Note: The "Langford Democracy Forum" is a series of dispatches by a seasoned political activist from Langford, a suburban city of 40,000 adjacent to Victoria, British Columbia's capital city.
Langford is pretty typical of Canadian municipalities. It is under the thumb of an entrenched political machine that advances a business agenda of private development, public money for private contractors, keeping unions out of the municipality, and putting community interests last. In the coming October 15 municipal election, a dissident challenge is being made against the right-wing incumbents by Langford Now, a new municipal electors' organization.
These dispatches are being republished here in the interests in advancing the left's efforts at rebuilding local electoral organizations that can begin to pose a genuine challenge to both the right-wing establishment parties, and the rotten, neoliberal NDP.
With two weeks to go until the election on October 15th, I will produce posts over the next while about what I suggest people keep in mind both for the Election and for what comes after in the struggle for political democracy in Langford.

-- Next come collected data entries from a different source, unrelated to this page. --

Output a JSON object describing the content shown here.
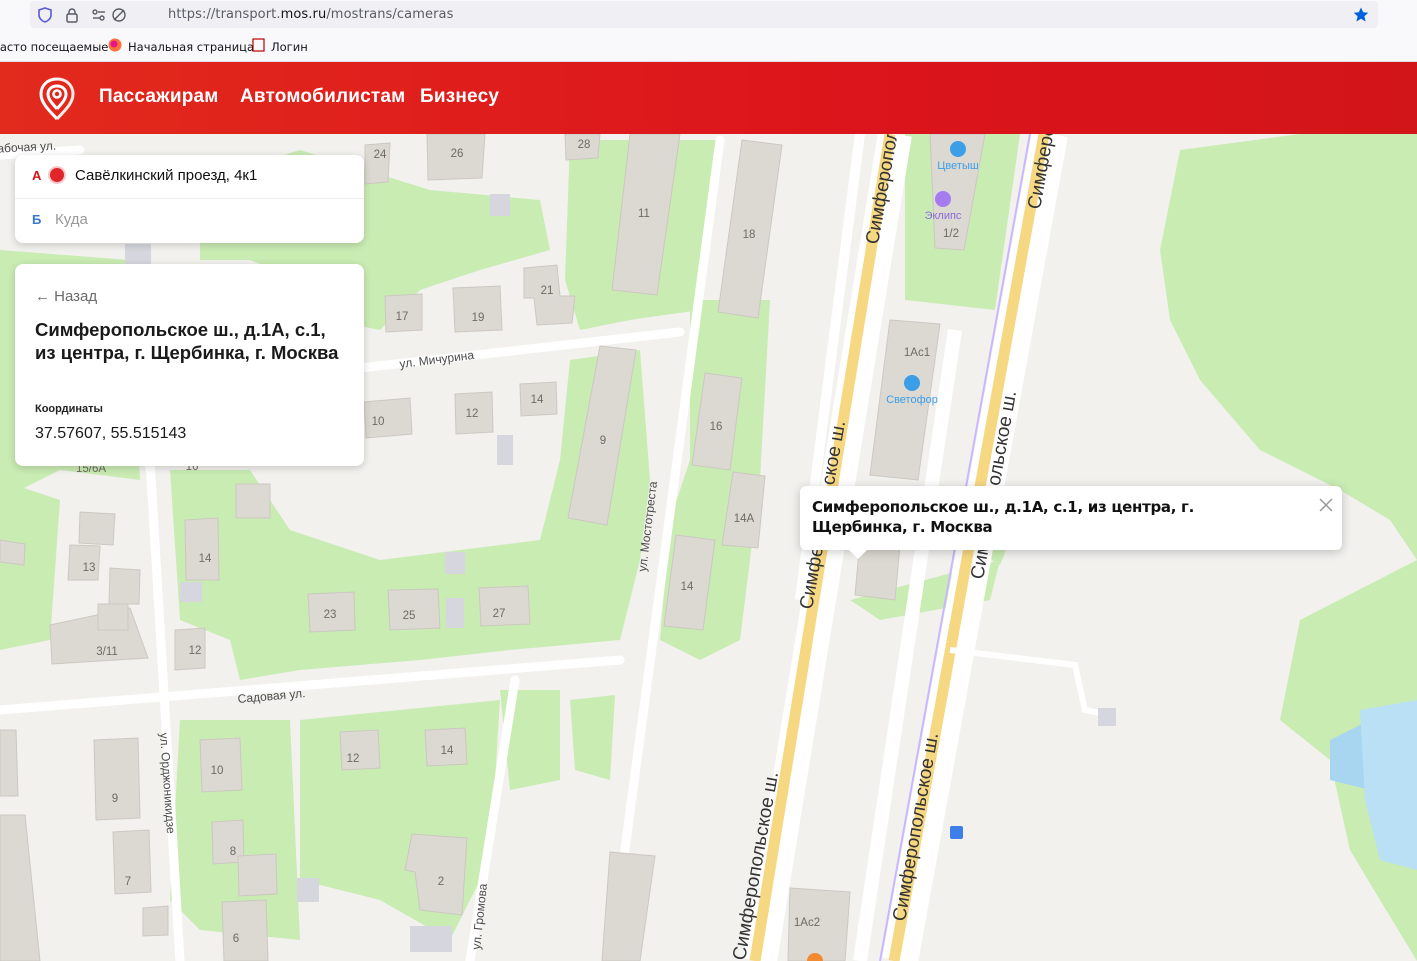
{
  "browser": {
    "url_prefix": "https://transport.",
    "url_domain": "mos.ru",
    "url_path": "/mostrans/cameras",
    "bookmarks": [
      "Часто посещаемые",
      "Начальная страница",
      "Логин"
    ]
  },
  "header": {
    "nav": [
      "Пассажирам",
      "Автомобилистам",
      "Бизнесу"
    ],
    "accent_color": "#dc141b"
  },
  "route": {
    "from_letter": "А",
    "from_value": "Савёлкинский проезд, 4к1",
    "to_letter": "Б",
    "to_placeholder": "Куда"
  },
  "info": {
    "back_label": "← Назад",
    "title": "Симферопольское ш., д.1А, с.1, из центра, г. Щербинка, г. Москва",
    "coords_label": "Координаты",
    "coords_value": "37.57607, 55.515143"
  },
  "balloon": {
    "text": "Симферопольское ш., д.1А, с.1, из центра, г. Щербинка, г. Москва"
  },
  "map": {
    "streets": [
      "ул. Мичурина",
      "ул. Мостотреста",
      "Садовая ул.",
      "ул. Орджоникидзе",
      "ул. Громова",
      "Симферопольское ш.",
      "Симферопольское ш.",
      "Симферопольское ш.",
      "Симферопольское ш.",
      "Симферопольское ш.",
      "Симферопольское ш.",
      "Рабочая ул."
    ],
    "pois": [
      "Цветыш",
      "Эклипс",
      "Светофор"
    ],
    "house_numbers": [
      "24",
      "26",
      "28",
      "11",
      "18",
      "1/2",
      "21",
      "17",
      "19",
      "1Ас1",
      "14",
      "10",
      "12",
      "9",
      "16",
      "15/6А",
      "16",
      "14А",
      "13",
      "14",
      "3/11",
      "23",
      "25",
      "27",
      "14",
      "12",
      "9",
      "12",
      "14",
      "10",
      "8",
      "7",
      "2",
      "6",
      "1Ас2"
    ]
  }
}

For this first post, in what I will call the Langford Democracy Forum, I want to share an overview of political Lessons for people to consider about the nature of local governments based on both the current context in Langford and my perspective which is shaped by my time as an elected school board trustee in Cowichan (2002-5).

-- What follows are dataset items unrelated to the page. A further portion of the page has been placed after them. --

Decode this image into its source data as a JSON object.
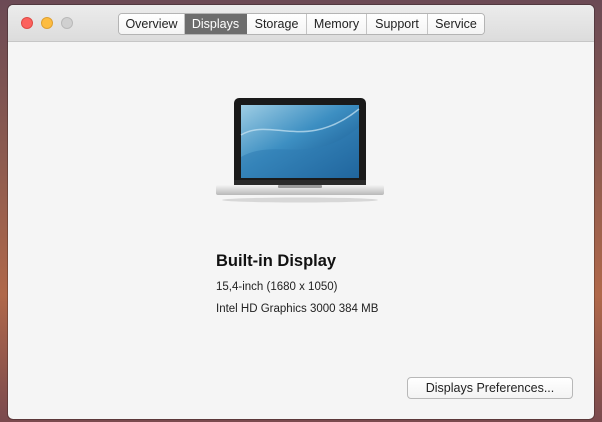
{
  "window": {
    "tabs": [
      {
        "label": "Overview",
        "active": false
      },
      {
        "label": "Displays",
        "active": true
      },
      {
        "label": "Storage",
        "active": false
      },
      {
        "label": "Memory",
        "active": false
      },
      {
        "label": "Support",
        "active": false
      },
      {
        "label": "Service",
        "active": false
      }
    ]
  },
  "display": {
    "name": "Built-in Display",
    "size_resolution": "15,4-inch (1680 x 1050)",
    "graphics": "Intel HD Graphics 3000 384 MB",
    "icon": "macbook-pro-laptop-icon"
  },
  "actions": {
    "preferences_label": "Displays Preferences..."
  },
  "colors": {
    "close": "#fc615d",
    "minimize": "#fdbc40",
    "zoom_disabled": "#d0d0d0",
    "active_tab": "#6d6d6d"
  }
}
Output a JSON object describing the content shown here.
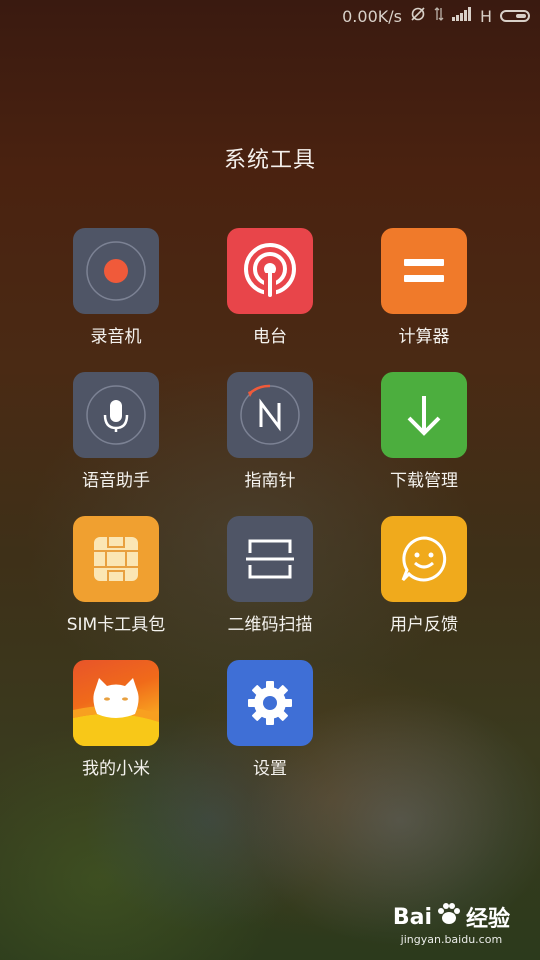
{
  "status_bar": {
    "speed": "0.00K/s",
    "network_type": "H",
    "icons": [
      "sync-off-icon",
      "data-arrows-icon",
      "signal-icon",
      "battery-icon"
    ]
  },
  "folder": {
    "title": "系统工具",
    "apps": [
      {
        "label": "录音机",
        "icon": "recorder-icon",
        "color": "#4f5566"
      },
      {
        "label": "电台",
        "icon": "radio-icon",
        "color": "#e8454a"
      },
      {
        "label": "计算器",
        "icon": "calculator-icon",
        "color": "#f07a2a"
      },
      {
        "label": "语音助手",
        "icon": "microphone-icon",
        "color": "#4f5566"
      },
      {
        "label": "指南针",
        "icon": "compass-icon",
        "color": "#4f5566"
      },
      {
        "label": "下载管理",
        "icon": "download-icon",
        "color": "#4cae3e"
      },
      {
        "label": "SIM卡工具包",
        "icon": "sim-card-icon",
        "color": "#f0a030"
      },
      {
        "label": "二维码扫描",
        "icon": "qr-scan-icon",
        "color": "#4f5566"
      },
      {
        "label": "用户反馈",
        "icon": "feedback-icon",
        "color": "#f0aa1c"
      },
      {
        "label": "我的小米",
        "icon": "mi-bunny-icon",
        "color": "#f06a1a"
      },
      {
        "label": "设置",
        "icon": "settings-gear-icon",
        "color": "#3f6fd6"
      }
    ]
  },
  "watermark": {
    "brand": "Bai",
    "brand_suffix": "经验",
    "url": "jingyan.baidu.com"
  }
}
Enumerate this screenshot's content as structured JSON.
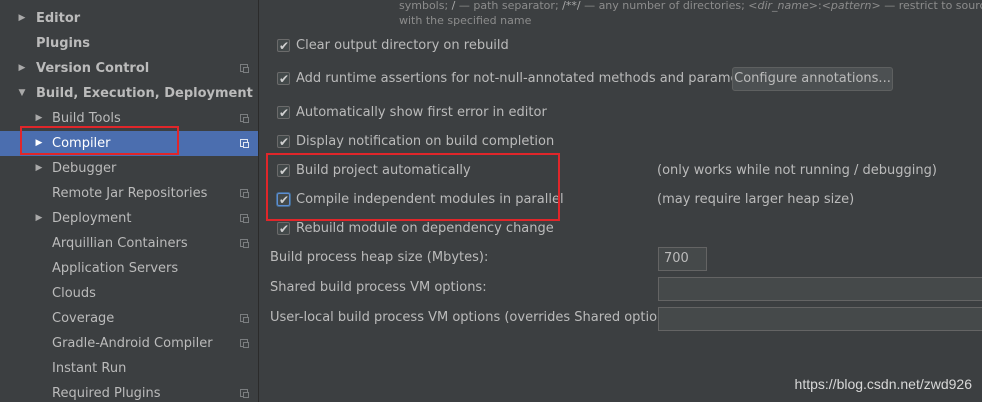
{
  "sidebar": {
    "items": [
      {
        "label": "Editor"
      },
      {
        "label": "Plugins"
      },
      {
        "label": "Version Control"
      },
      {
        "label": "Build, Execution, Deployment"
      },
      {
        "label": "Build Tools"
      },
      {
        "label": "Compiler"
      },
      {
        "label": "Debugger"
      },
      {
        "label": "Remote Jar Repositories"
      },
      {
        "label": "Deployment"
      },
      {
        "label": "Arquillian Containers"
      },
      {
        "label": "Application Servers"
      },
      {
        "label": "Clouds"
      },
      {
        "label": "Coverage"
      },
      {
        "label": "Gradle-Android Compiler"
      },
      {
        "label": "Instant Run"
      },
      {
        "label": "Required Plugins"
      }
    ]
  },
  "hint": {
    "line1_a": "symbols; ",
    "line1_b": "/",
    "line1_c": " — path separator; ",
    "line1_d": "/**/",
    "line1_e": " — any number of directories; ",
    "line1_f": "<dir_name>",
    "line1_g": ":",
    "line1_h": "<pattern>",
    "line1_i": " — restrict to source root",
    "line2": "with the specified name"
  },
  "options": [
    {
      "label": "Clear output directory on rebuild",
      "checked": true
    },
    {
      "label": "Add runtime assertions for not-null-annotated methods and parameters",
      "checked": true
    },
    {
      "label": "Automatically show first error in editor",
      "checked": true
    },
    {
      "label": "Display notification on build completion",
      "checked": true
    },
    {
      "label": "Build project automatically",
      "checked": true,
      "note": "(only works while not running / debugging)"
    },
    {
      "label": "Compile independent modules in parallel",
      "checked": true,
      "note": "(may require larger heap size)"
    },
    {
      "label": "Rebuild module on dependency change",
      "checked": true
    }
  ],
  "configure_button": "Configure annotations...",
  "fields": [
    {
      "label": "Build process heap size (Mbytes):",
      "value": "700"
    },
    {
      "label": "Shared build process VM options:",
      "value": ""
    },
    {
      "label": "User-local build process VM options (overrides Shared options):",
      "value": ""
    }
  ],
  "watermark": "https://blog.csdn.net/zwd926",
  "colors": {
    "selection": "#4b6eaf",
    "background": "#3c3f41",
    "annotation_red": "#e0262a"
  }
}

During my term as a labour-allied trustee, I worked with the local education unions and community school leaders to build an electors organization called the Community Alliance for Public Education (CAPE). Our political priorities were to end program and service cuts, stop school closures and introduce direct democracy and open governance in what was a secretive and authoritarian governing approach by district administration and Boards (sound familiar?)
CAPE was active for a decade and eventually led a Board majority that defied the Provincial mania for endless cuts, and school sell-offs, etc. This defiance led to the Minister firing the Board in 2012.

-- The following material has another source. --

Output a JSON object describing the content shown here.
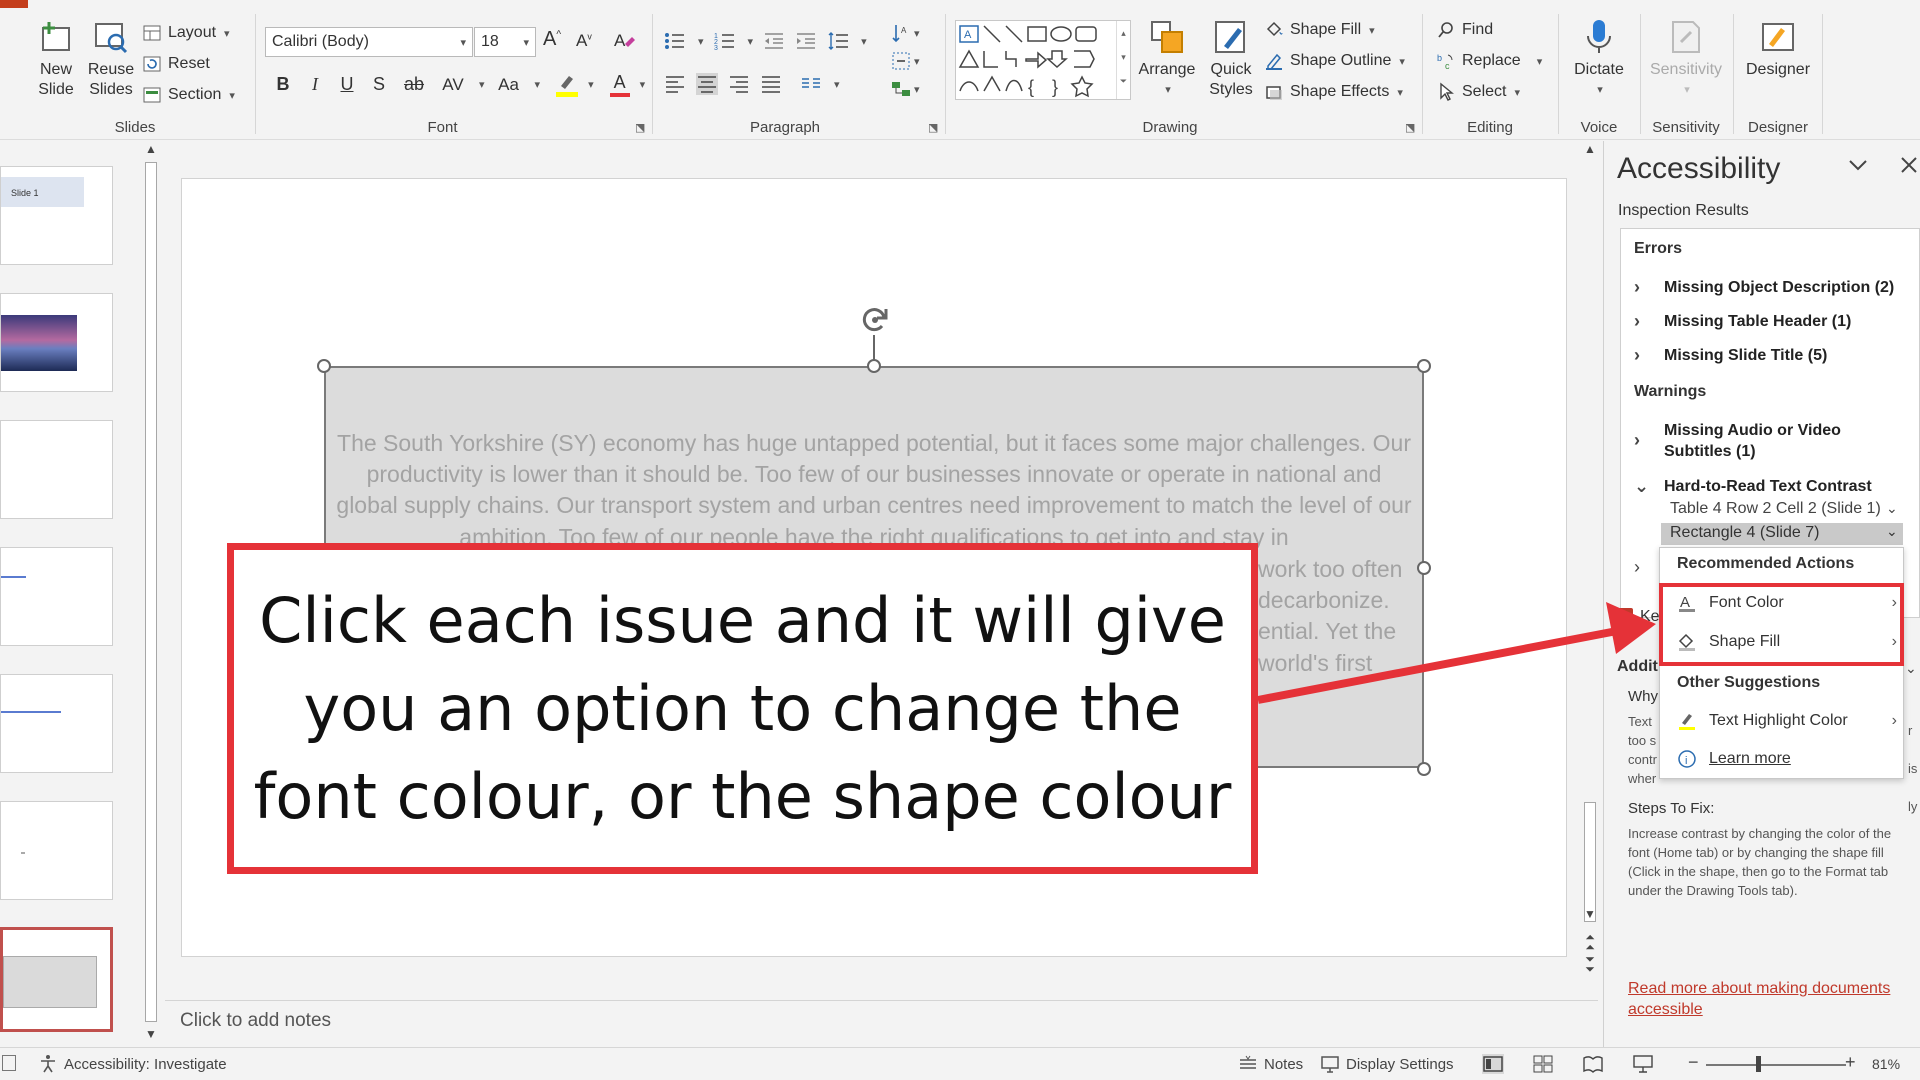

There are clear differences between School Boards and Municipal Councils, the most evident is that SBs are specific to Education and subject to the direct authoritarian control of the Ministry of Ed while MCs are much broader in the array of services they provide while also being subject to the Power of the Province through the Muni Ministry.
Despite these differences, there are similar governance trends to consider in the conventional local government set-up:
- Unelected local bureaucrats are in charge. They craft the entirety of the elected Board/Council business meetings. The elected politicians are totally reliant on the information provided by the bureaucrats and are expected to rubber-stamp bureaucrat "recommendations" and to be salespeople for them. The elected politicians also act as pitbulls to go after dissenting elected officials.
- Governance is ruled by "Gentleman's Club Conventions". These long established practices enforce uniformity around Board/Council decisions. These conventions are presented to dissenting politicians as hard-and-fast Rules, even Legal requirements. The obsession with uniform agreement on all questions is something explicitly championed by the Langford Mayor and his Developer First slate.
- Local governance is conventionally viewed as merely a transmission belt for Provincial priorities, this is often raised as a Rule to beat back any suggestion of local democratic autonomy of community development, etc.
- Class Matters. The Class Interest of developers and related businesses is presented by the Mayor and other such officials as what is in the General Interest of workers and the communities generally through the tired rightwing argument of "trickle down" economics. Keep taxes low on the Rich (better yet get workers to pay most or all of them), provide endless public handouts to the Corporate Rich and this will magically trickle down to benefit workers...through the creation of no-security, low-pay jobs. School Boards are dominated by the Class Interests of the district management and rich parents, Boards and administration always presents cuts to unionized programs and services as being in the General Interest of the Kids.
- Secrecy is the MO of Decisions that harm community. Closed meetings are an obsession for corrupt control-freak Councils and Boards...to hide the frame-ups that replace proper public debate. Sweet heart deals get cut, dissenting politicians are intimidated or punished and the public is kept in the dark to tap down opposition.